Mystère de Chèvre au Miel et aux Pistaches is a very big name for a very small, golf-ball sized cheese. It means, aptly, "Mystery of Goat Cheese with Honey and Pistachios". There is no mystery about why it's so freakin' delicious: it's a soft, mildly tangy goat cheese molded into a ball with a honey-coated pistachio crust, all conceived by one of France's (and, therefore, the world's) best fromagers, Laurent Dubois.

The goat cheese itself is high quality, made with raw milk and aged briefly to bring out the grassy flavors. Like many chèvres, it's a spring specialty, which is really emphasized by the gorgeous spring color.

Often, I like to jazz up a mild goat cheese with honey or fruit gels, but on this one, it's already done for me. If you've ever wondered why the French consider cheese to be dessert, this is your answer.

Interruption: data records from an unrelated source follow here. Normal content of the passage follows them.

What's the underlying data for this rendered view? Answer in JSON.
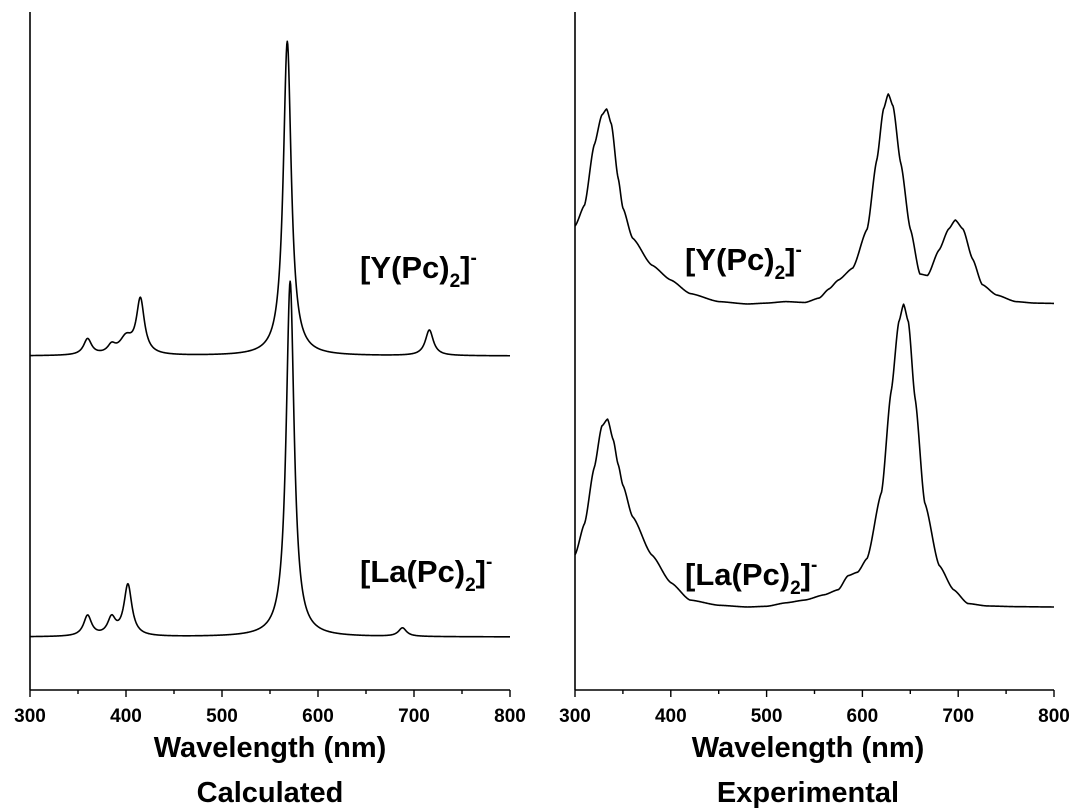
{
  "chart_data": [
    {
      "type": "line",
      "caption": "Calculated",
      "xlabel": "Wavelength (nm)",
      "ylabel": "",
      "xlim": [
        300,
        800
      ],
      "xticks": [
        "300",
        "400",
        "500",
        "600",
        "700",
        "800"
      ],
      "y_ticks_shown": false,
      "grid": false,
      "series": [
        {
          "name_parts": {
            "pre": "[Y(Pc)",
            "sub": "2",
            "mid": "]",
            "sup": "-"
          },
          "baseline": 0,
          "peaks": [
            {
              "center": 360,
              "height": 0.05,
              "width": 5
            },
            {
              "center": 385,
              "height": 0.025,
              "width": 5
            },
            {
              "center": 400,
              "height": 0.05,
              "width": 8
            },
            {
              "center": 415,
              "height": 0.17,
              "width": 5
            },
            {
              "center": 568,
              "height": 0.98,
              "width": 5
            },
            {
              "center": 716,
              "height": 0.08,
              "width": 5
            }
          ]
        },
        {
          "name_parts": {
            "pre": "[La(Pc)",
            "sub": "2",
            "mid": "]",
            "sup": "-"
          },
          "baseline": 0,
          "peaks": [
            {
              "center": 360,
              "height": 0.06,
              "width": 5
            },
            {
              "center": 385,
              "height": 0.05,
              "width": 5
            },
            {
              "center": 402,
              "height": 0.15,
              "width": 5
            },
            {
              "center": 571,
              "height": 1.04,
              "width": 5
            },
            {
              "center": 688,
              "height": 0.025,
              "width": 5
            }
          ]
        }
      ]
    },
    {
      "type": "line",
      "caption": "Experimental",
      "xlabel": "Wavelength (nm)",
      "ylabel": "",
      "xlim": [
        300,
        800
      ],
      "xticks": [
        "300",
        "400",
        "500",
        "600",
        "700",
        "800"
      ],
      "y_ticks_shown": false,
      "grid": false,
      "series": [
        {
          "name_parts": {
            "pre": "[Y(Pc)",
            "sub": "2",
            "mid": "]",
            "sup": "-"
          },
          "points": [
            [
              300,
              0.26
            ],
            [
              310,
              0.33
            ],
            [
              320,
              0.53
            ],
            [
              328,
              0.63
            ],
            [
              333,
              0.65
            ],
            [
              338,
              0.6
            ],
            [
              345,
              0.42
            ],
            [
              350,
              0.32
            ],
            [
              360,
              0.22
            ],
            [
              380,
              0.13
            ],
            [
              400,
              0.08
            ],
            [
              420,
              0.035
            ],
            [
              450,
              0.008
            ],
            [
              480,
              0.0
            ],
            [
              500,
              0.003
            ],
            [
              520,
              0.008
            ],
            [
              540,
              0.005
            ],
            [
              555,
              0.02
            ],
            [
              565,
              0.05
            ],
            [
              575,
              0.08
            ],
            [
              590,
              0.12
            ],
            [
              605,
              0.25
            ],
            [
              615,
              0.48
            ],
            [
              622,
              0.65
            ],
            [
              627,
              0.7
            ],
            [
              632,
              0.66
            ],
            [
              640,
              0.47
            ],
            [
              650,
              0.25
            ],
            [
              660,
              0.1
            ],
            [
              668,
              0.095
            ],
            [
              680,
              0.18
            ],
            [
              690,
              0.25
            ],
            [
              697,
              0.28
            ],
            [
              705,
              0.25
            ],
            [
              715,
              0.15
            ],
            [
              725,
              0.065
            ],
            [
              740,
              0.03
            ],
            [
              760,
              0.008
            ],
            [
              780,
              0.003
            ],
            [
              800,
              0.002
            ]
          ]
        },
        {
          "name_parts": {
            "pre": "[La(Pc)",
            "sub": "2",
            "mid": "]",
            "sup": "-"
          },
          "points": [
            [
              300,
              0.15
            ],
            [
              310,
              0.24
            ],
            [
              320,
              0.4
            ],
            [
              328,
              0.52
            ],
            [
              334,
              0.54
            ],
            [
              340,
              0.48
            ],
            [
              345,
              0.41
            ],
            [
              350,
              0.35
            ],
            [
              360,
              0.26
            ],
            [
              380,
              0.15
            ],
            [
              400,
              0.07
            ],
            [
              420,
              0.02
            ],
            [
              450,
              0.005
            ],
            [
              480,
              0.0
            ],
            [
              500,
              0.002
            ],
            [
              520,
              0.012
            ],
            [
              540,
              0.02
            ],
            [
              560,
              0.035
            ],
            [
              575,
              0.05
            ],
            [
              585,
              0.09
            ],
            [
              595,
              0.1
            ],
            [
              605,
              0.14
            ],
            [
              620,
              0.33
            ],
            [
              630,
              0.62
            ],
            [
              638,
              0.82
            ],
            [
              643,
              0.87
            ],
            [
              648,
              0.82
            ],
            [
              655,
              0.6
            ],
            [
              665,
              0.3
            ],
            [
              680,
              0.12
            ],
            [
              695,
              0.05
            ],
            [
              710,
              0.01
            ],
            [
              730,
              0.003
            ],
            [
              760,
              0.001
            ],
            [
              800,
              0.0
            ]
          ]
        }
      ]
    }
  ]
}
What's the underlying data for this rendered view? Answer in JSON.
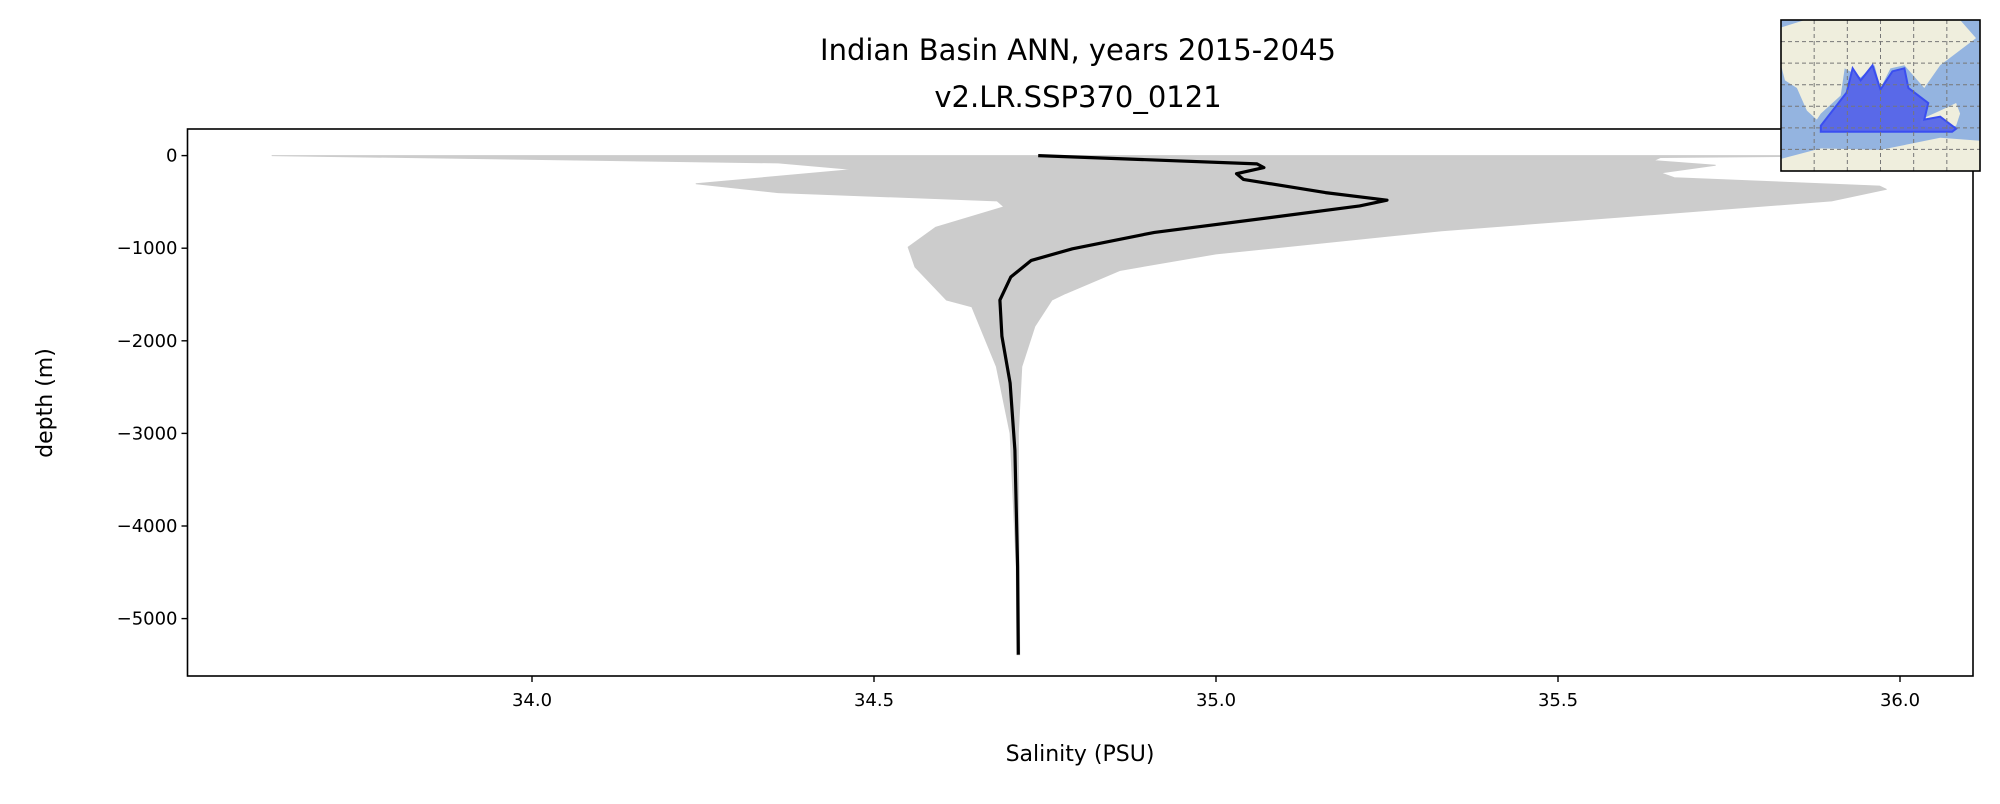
{
  "chart_data": {
    "type": "line",
    "title": "Indian Basin ANN, years 2015-2045",
    "subtitle": "v2.LR.SSP370_0121",
    "xlabel": "Salinity (PSU)",
    "ylabel": "depth (m)",
    "xlim": [
      33.5,
      36.1
    ],
    "ylim": [
      -5620,
      290
    ],
    "xticks": [
      34.0,
      34.5,
      35.0,
      35.5,
      36.0
    ],
    "xtick_labels": [
      "34.0",
      "34.5",
      "35.0",
      "35.5",
      "36.0"
    ],
    "yticks": [
      0,
      -1000,
      -2000,
      -3000,
      -4000,
      -5000
    ],
    "ytick_labels": [
      "0",
      "−1000",
      "−2000",
      "−3000",
      "−4000",
      "−5000"
    ],
    "grid": false,
    "series": [
      {
        "role": "mean",
        "color": "#000000",
        "points": [
          [
            34.74,
            0
          ],
          [
            35.06,
            -90
          ],
          [
            35.07,
            -130
          ],
          [
            35.03,
            -196
          ],
          [
            35.04,
            -257
          ],
          [
            35.16,
            -400
          ],
          [
            35.25,
            -482
          ],
          [
            35.21,
            -543
          ],
          [
            35.08,
            -668
          ],
          [
            34.91,
            -829
          ],
          [
            34.79,
            -1007
          ],
          [
            34.73,
            -1132
          ],
          [
            34.7,
            -1311
          ],
          [
            34.684,
            -1560
          ],
          [
            34.687,
            -1950
          ],
          [
            34.699,
            -2456
          ],
          [
            34.706,
            -3180
          ],
          [
            34.71,
            -4440
          ],
          [
            34.711,
            -5390
          ]
        ]
      }
    ],
    "envelope": {
      "role": "min-max range",
      "color": "#cccccc",
      "min": [
        [
          33.62,
          0
        ],
        [
          34.36,
          -79
        ],
        [
          34.47,
          -150
        ],
        [
          34.24,
          -304
        ],
        [
          34.36,
          -400
        ],
        [
          34.68,
          -489
        ],
        [
          34.69,
          -554
        ],
        [
          34.59,
          -775
        ],
        [
          34.55,
          -989
        ],
        [
          34.56,
          -1204
        ],
        [
          34.606,
          -1560
        ],
        [
          34.643,
          -1632
        ],
        [
          34.679,
          -2280
        ],
        [
          34.699,
          -3000
        ],
        [
          34.708,
          -4440
        ],
        [
          34.709,
          -5390
        ]
      ],
      "max": [
        [
          36.0,
          0
        ],
        [
          35.65,
          -20
        ],
        [
          35.64,
          -54
        ],
        [
          35.73,
          -104
        ],
        [
          35.65,
          -186
        ],
        [
          35.67,
          -239
        ],
        [
          35.97,
          -329
        ],
        [
          35.98,
          -364
        ],
        [
          35.9,
          -489
        ],
        [
          35.33,
          -811
        ],
        [
          35.0,
          -1061
        ],
        [
          34.86,
          -1239
        ],
        [
          34.78,
          -1489
        ],
        [
          34.76,
          -1560
        ],
        [
          34.735,
          -1846
        ],
        [
          34.716,
          -2280
        ],
        [
          34.711,
          -3000
        ],
        [
          34.712,
          -4440
        ],
        [
          34.713,
          -5390
        ]
      ]
    },
    "inset_map": {
      "ocean_color": "#94b4e0",
      "land_color": "#efeedd",
      "region_color": "#5565e8"
    }
  }
}
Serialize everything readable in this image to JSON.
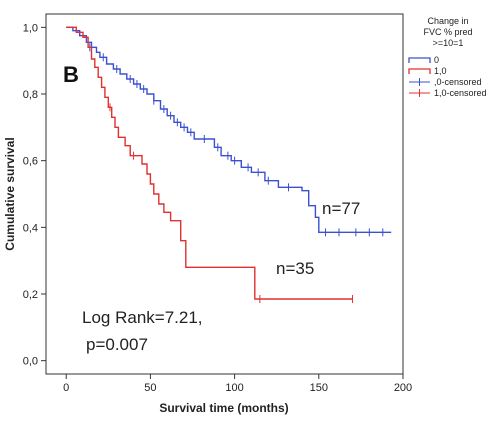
{
  "chart_data": {
    "type": "line",
    "panel_label": "B",
    "xlabel": "Survival time (months)",
    "ylabel": "Cumulative survival",
    "xlim": [
      -12,
      200
    ],
    "ylim": [
      -0.04,
      1.04
    ],
    "x_ticks": [
      {
        "value": 0,
        "label": "0"
      },
      {
        "value": 50,
        "label": "50"
      },
      {
        "value": 100,
        "label": "100"
      },
      {
        "value": 150,
        "label": "150"
      },
      {
        "value": 200,
        "label": "200"
      }
    ],
    "y_ticks": [
      {
        "value": 0.0,
        "label": "0,0"
      },
      {
        "value": 0.2,
        "label": "0,2"
      },
      {
        "value": 0.4,
        "label": "0,4"
      },
      {
        "value": 0.6,
        "label": "0,6"
      },
      {
        "value": 0.8,
        "label": "0,8"
      },
      {
        "value": 1.0,
        "label": "1,0"
      }
    ],
    "grid": false,
    "legend": {
      "placement": "right",
      "title_lines": [
        "Change in",
        "FVC % pred",
        ">=10=1"
      ],
      "entries": [
        {
          "label": "0",
          "color": "#3a50d0",
          "kind": "line"
        },
        {
          "label": "1,0",
          "color": "#e03030",
          "kind": "line"
        },
        {
          "label": ",0-censored",
          "color": "#3a50d0",
          "kind": "cross"
        },
        {
          "label": "1,0-censored",
          "color": "#e03030",
          "kind": "cross"
        }
      ]
    },
    "series": [
      {
        "name": "0",
        "color": "#3a50d0",
        "steps": [
          [
            0,
            1.0
          ],
          [
            4,
            0.99
          ],
          [
            8,
            0.975
          ],
          [
            12,
            0.955
          ],
          [
            15,
            0.94
          ],
          [
            18,
            0.925
          ],
          [
            20,
            0.91
          ],
          [
            24,
            0.89
          ],
          [
            28,
            0.875
          ],
          [
            32,
            0.86
          ],
          [
            36,
            0.845
          ],
          [
            40,
            0.83
          ],
          [
            44,
            0.815
          ],
          [
            48,
            0.8
          ],
          [
            52,
            0.78
          ],
          [
            56,
            0.755
          ],
          [
            60,
            0.735
          ],
          [
            64,
            0.715
          ],
          [
            68,
            0.7
          ],
          [
            72,
            0.685
          ],
          [
            76,
            0.665
          ],
          [
            88,
            0.64
          ],
          [
            92,
            0.615
          ],
          [
            98,
            0.6
          ],
          [
            104,
            0.58
          ],
          [
            110,
            0.565
          ],
          [
            118,
            0.54
          ],
          [
            126,
            0.52
          ],
          [
            140,
            0.51
          ],
          [
            144,
            0.465
          ],
          [
            148,
            0.43
          ],
          [
            150,
            0.385
          ],
          [
            193,
            0.385
          ]
        ],
        "censored": [
          [
            14,
            0.94
          ],
          [
            22,
            0.91
          ],
          [
            30,
            0.875
          ],
          [
            38,
            0.845
          ],
          [
            42,
            0.83
          ],
          [
            46,
            0.815
          ],
          [
            52,
            0.78
          ],
          [
            58,
            0.755
          ],
          [
            62,
            0.735
          ],
          [
            66,
            0.715
          ],
          [
            70,
            0.7
          ],
          [
            74,
            0.685
          ],
          [
            82,
            0.665
          ],
          [
            90,
            0.64
          ],
          [
            96,
            0.615
          ],
          [
            100,
            0.6
          ],
          [
            108,
            0.58
          ],
          [
            114,
            0.565
          ],
          [
            120,
            0.54
          ],
          [
            132,
            0.52
          ],
          [
            154,
            0.385
          ],
          [
            162,
            0.385
          ],
          [
            172,
            0.385
          ],
          [
            180,
            0.385
          ],
          [
            188,
            0.385
          ]
        ]
      },
      {
        "name": "1,0",
        "color": "#e03030",
        "steps": [
          [
            0,
            1.0
          ],
          [
            6,
            0.985
          ],
          [
            10,
            0.97
          ],
          [
            13,
            0.94
          ],
          [
            15,
            0.905
          ],
          [
            17,
            0.88
          ],
          [
            19,
            0.85
          ],
          [
            21,
            0.82
          ],
          [
            23,
            0.79
          ],
          [
            25,
            0.76
          ],
          [
            27,
            0.73
          ],
          [
            29,
            0.7
          ],
          [
            31,
            0.67
          ],
          [
            35,
            0.645
          ],
          [
            38,
            0.615
          ],
          [
            45,
            0.59
          ],
          [
            48,
            0.56
          ],
          [
            50,
            0.53
          ],
          [
            52,
            0.5
          ],
          [
            55,
            0.47
          ],
          [
            58,
            0.445
          ],
          [
            62,
            0.42
          ],
          [
            68,
            0.36
          ],
          [
            71,
            0.28
          ],
          [
            110,
            0.28
          ],
          [
            112,
            0.185
          ],
          [
            170,
            0.185
          ]
        ],
        "censored": [
          [
            26,
            0.76
          ],
          [
            40,
            0.615
          ],
          [
            115,
            0.185
          ],
          [
            170,
            0.185
          ]
        ]
      }
    ],
    "annotations": {
      "n_blue": "n=77",
      "n_red": "n=35",
      "logrank_line1": "Log Rank=7.21,",
      "logrank_line2": "p=0.007"
    }
  }
}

I serve this cheese, as part of a cheese platter, to some friends visiting from San Francisco. Luckily, I am able to feed them without worries about allergies, diets, or pickiness, though that is not always the case with our American visitors.


Mystère de Chèvre au Miel et aux Pistaches is clearly not the cheese for you if you have nut allergies. Or lactose intolerance. Or an allergy to milk proteins. You should avoid it if you're pregnant (unpasteurized, soft cheese, made with raw honey) or if you're an infant, an elderly person, or somebody with a compromised immune system (the raw honey again). The Mystère de Chèvre au Miel et aux Pistaches should also remain a mystery to you if you are allergic to delicious soft cheeses. Or to all things French. Or to the color green. Other than that, you're safe, and you should definitely go out and enjoy this cheese, if you are lucky enough to find it in season at a Laurent Dubois fromagerie.


  1. Although goats milk contains lactose most people with lactose intolerance can eat products containing goats milk. Most are sensitive to only products made with cows milk.